Учебная тревога. Декабрь 1986-го.

Как-то раз, примерно, через полгода моей службы, поднимают всю роту по тревоге. Точнее, не совсем по тревоге, а по сигналу «занять боевые посты». Этот сигнал, по той информации, что говорили нам офицеры, может быть как боевой тревогой, так и учебной. Понимай, как знаешь. Я воспринял его как настоящую тревогу, войну. Тем более что режиссер спектакля, Емец, постарался на славу: НДБС выдал оружие и куда-то делся, сержант, замкомвзвода, имитировал сердечный приступ, от погрузочной площадки боеголовок и караульного помещения шла активная стрельба из автоматов. Жуть!

Стоят два десятка солдатиков с автоматами, но без патронов, сержант валяется на снегу и стонет, офицеров рядом нет, вдали – стрельба. Стоят солдаты и ничего не делают. Я бы покомандовал, но рядовой. А в куче есть ефрейтор, на полгода большего призыва, несколько «дедов». Кто же меня, салагу, будет слушать? Даже не пытался. Просто начал двигаться сам. Короткими перебежками, от дерева к дереву. Деревья у нас знатные: метров под пятнадцать высотой, в обхвате сантиметров под семьдесят. Такое и «калаш» не пробьет. Может, «крупняк» только. Но их не было слышно. Добрался до поста, охраняющего погрузочную площадку. Трупов нет, стрельбы – уже нет, пытаюсь окликнуть часового. Он закрыт изнутри в железобетонной коробке. По уставу, часовому не положено разговаривать с посторонними. Но мы – все свои, а он не отвечает. Вот тебе и раз. Выходит, его убили или сильно ранили? Значит, тревога настоящая?! Дальше двигаться от дерева к дереву не рискнул. Пополз по водоотводной канаве. Она доверху заполнена снегом, но снег – не пуля, не умру. Путь предстоял немалый: метров триста. Труднее всего для нервов дался бросок от одной канавы в другую через дорогу. Фух! Пронесло. Дополз до караулки, обполз ее сзади, со стороны уборной. Там у нас был участок в «колючке», где удобно было пролазить. Мы иногда опустошали уборную ведрами в дальнюю яму, этот кусок забора распутывали, а гвоздями уже не прибивали. И сигнализации на том участке нет. Мало ли что… За несколько секунд сделал большую дыру, пролез, пробежался вдоль стены, пробрался за пулезащитный щит. Он закрывает дверь в караулку. Дверь была закрыта, но дальше уже всё просто: давлю на кнопку звонка. Надеюсь, караулку не «взяли»? Фух! Свои, открывает ефрейтор Рашук. Мама дорогая! С десяток наших офицеров, весь караул поднят «в ружье». Но настроение у всех спокойное. Значит, тревога была учебная, а я так напрягался. Да-а-а, зря. Рубан, наш заместитель командира части по боевой части, спрашивает: «Рядовой Корибут, почему вы оставили взвод и пришли сюда? Доложите обстановку!» Правду говорить нельзя. При опасности у меня «шерсть» на спине становится дыбом, внизу живота встает шар силы и страх заставляет меня идти в сторону опасности, а не от неё. Такое не расскажешь.

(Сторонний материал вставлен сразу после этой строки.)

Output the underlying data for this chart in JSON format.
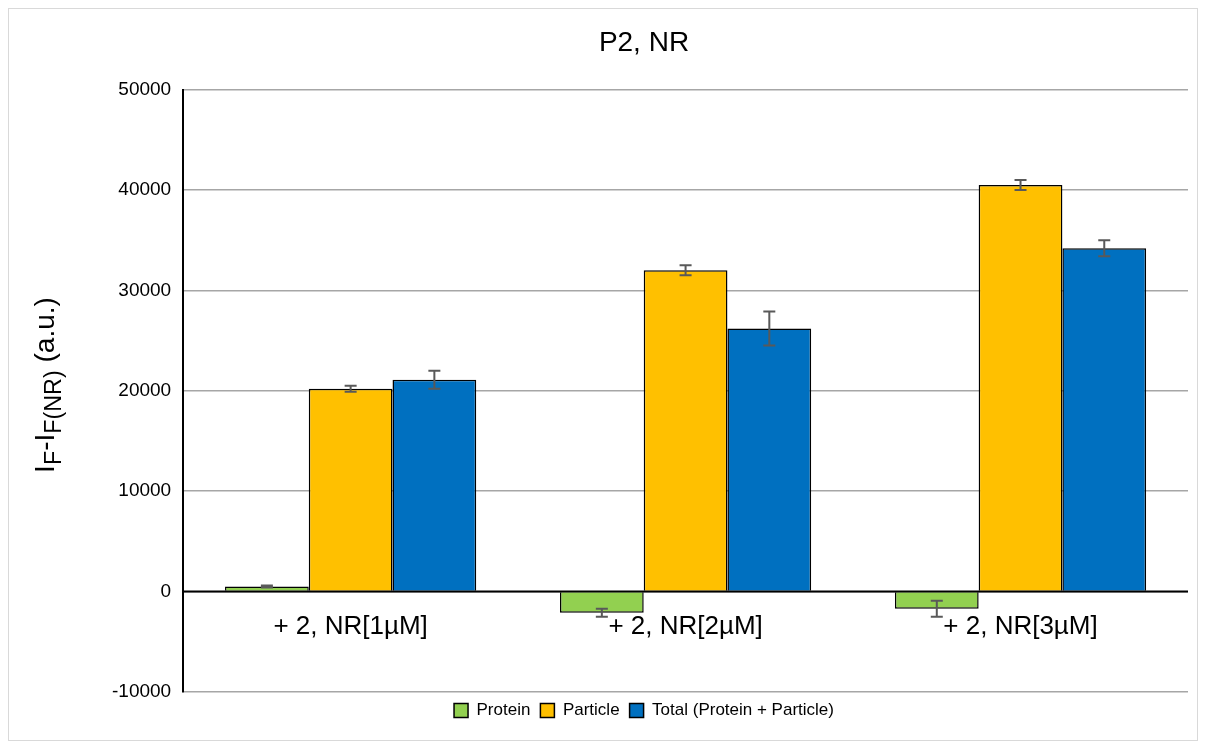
{
  "chart_data": {
    "type": "bar",
    "title": "P2, NR",
    "ylabel": "I$_{F}$-I$_{F(NR)}$ (a.u.)",
    "categories": [
      "+ 2, NR[1µM]",
      "+ 2, NR[2µM]",
      "+ 2, NR[3µM]"
    ],
    "series": [
      {
        "name": "Protein",
        "color": "#92d050",
        "values": [
          500,
          -2100,
          -1700
        ],
        "errors": [
          100,
          400,
          800
        ]
      },
      {
        "name": "Particle",
        "color": "#ffc000",
        "values": [
          20200,
          32000,
          40500
        ],
        "errors": [
          300,
          500,
          500
        ]
      },
      {
        "name": "Total (Protein + Particle)",
        "color": "#0070c0",
        "values": [
          21100,
          26200,
          34200
        ],
        "errors": [
          900,
          1700,
          800
        ]
      }
    ],
    "ylim": [
      -10000,
      50000
    ],
    "yticks": [
      -10000,
      0,
      10000,
      20000,
      30000,
      40000,
      50000
    ],
    "grid": "y",
    "legend": "bottom"
  }
}
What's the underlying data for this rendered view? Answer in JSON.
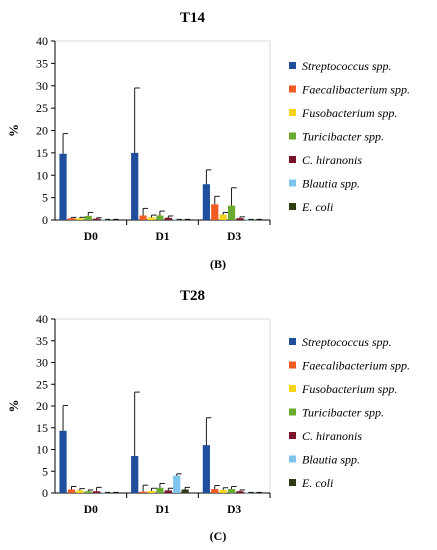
{
  "chart_data": [
    {
      "type": "bar",
      "title": "T14",
      "panel_label": "(B)",
      "ylabel": "%",
      "ylim": [
        0,
        40
      ],
      "yticks": [
        0,
        5,
        10,
        15,
        20,
        25,
        30,
        35,
        40
      ],
      "categories": [
        "D0",
        "D1",
        "D3"
      ],
      "legend_position": "right",
      "series": [
        {
          "name": "Streptococcus spp.",
          "color": "#1f4e9c",
          "values": [
            14.8,
            15.0,
            8.0
          ],
          "errors": [
            4.5,
            14.5,
            3.2
          ]
        },
        {
          "name": "Faecalibacterium spp.",
          "color": "#f15a22",
          "values": [
            0.4,
            1.0,
            3.5
          ],
          "errors": [
            0.2,
            1.6,
            1.8
          ]
        },
        {
          "name": "Fusobacterium spp.",
          "color": "#f5d316",
          "values": [
            0.4,
            0.6,
            1.2
          ],
          "errors": [
            0.2,
            0.5,
            0.5
          ]
        },
        {
          "name": "Turicibacter spp.",
          "color": "#6aaa2e",
          "values": [
            0.9,
            1.0,
            3.2
          ],
          "errors": [
            0.8,
            1.0,
            4.0
          ]
        },
        {
          "name": "C. hiranonis",
          "color": "#7b1428",
          "values": [
            0.3,
            0.5,
            0.4
          ],
          "errors": [
            0.2,
            0.4,
            0.3
          ]
        },
        {
          "name": "Blautia spp.",
          "color": "#7fc4ee",
          "values": [
            0.1,
            0.1,
            0.1
          ],
          "errors": [
            0.05,
            0.05,
            0.05
          ]
        },
        {
          "name": "E. coli",
          "color": "#2f3b12",
          "values": [
            0.1,
            0.1,
            0.1
          ],
          "errors": [
            0.05,
            0.05,
            0.05
          ]
        }
      ]
    },
    {
      "type": "bar",
      "title": "T28",
      "panel_label": "(C)",
      "ylabel": "%",
      "ylim": [
        0,
        40
      ],
      "yticks": [
        0,
        5,
        10,
        15,
        20,
        25,
        30,
        35,
        40
      ],
      "categories": [
        "D0",
        "D1",
        "D3"
      ],
      "legend_position": "right",
      "series": [
        {
          "name": "Streptococcus spp.",
          "color": "#1f4e9c",
          "values": [
            14.3,
            8.5,
            11.0
          ],
          "errors": [
            5.8,
            14.7,
            6.3
          ]
        },
        {
          "name": "Faecalibacterium spp.",
          "color": "#f15a22",
          "values": [
            0.8,
            0.3,
            0.9
          ],
          "errors": [
            0.7,
            1.5,
            0.8
          ]
        },
        {
          "name": "Fusobacterium spp.",
          "color": "#f5d316",
          "values": [
            0.6,
            0.5,
            0.7
          ],
          "errors": [
            0.4,
            0.6,
            0.5
          ]
        },
        {
          "name": "Turicibacter spp.",
          "color": "#6aaa2e",
          "values": [
            0.4,
            1.2,
            0.9
          ],
          "errors": [
            0.3,
            1.0,
            0.6
          ]
        },
        {
          "name": "C. hiranonis",
          "color": "#7b1428",
          "values": [
            0.4,
            0.6,
            0.4
          ],
          "errors": [
            0.9,
            0.5,
            0.3
          ]
        },
        {
          "name": "Blautia spp.",
          "color": "#7fc4ee",
          "values": [
            0.1,
            4.0,
            0.1
          ],
          "errors": [
            0.05,
            0.4,
            0.05
          ]
        },
        {
          "name": "E. coli",
          "color": "#2f3b12",
          "values": [
            0.1,
            0.8,
            0.1
          ],
          "errors": [
            0.05,
            0.5,
            0.05
          ]
        }
      ]
    }
  ]
}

– Тащ, полковник, докладываю! НДБС майор Кармышов исчез в районе КПП, сержант Трофимов то ли ранен, то ли сердце схватило. Патроны к автоматам закрыты в броневом ящике, а ключ у Кармышова. Гранаты не выдали. Я решил, что в караулке есть патроны и гранаты, поэтому и пошёл сюда.

– А как вы проникли внутрь периметра? Мы вас не видели.

– «Колючку» возле уборной отогнул.

– Норррмально, – это уже Емец рычит, – какие ещё дыры есть в системе охраны караульного помещения?

Молчу, как партизан. Не буду больше выдавать старшим офицерам военные тайны. Все, кто ходит в караул, а это: лейтенанты, капитаны, старлеи – и так знают, а от старших можно только проблем поиметь. Так что, ничего не скажу о хронически неотжимаемом язычке на защёлке главной калитки – чтоб оператору лишний раз от телевизора не отрываться, эту калитку разводящему не открывать, ничего не скажу о калитке на спортплощадку, которую можно открыть отверткой, монеткой, или любым плоским предметом.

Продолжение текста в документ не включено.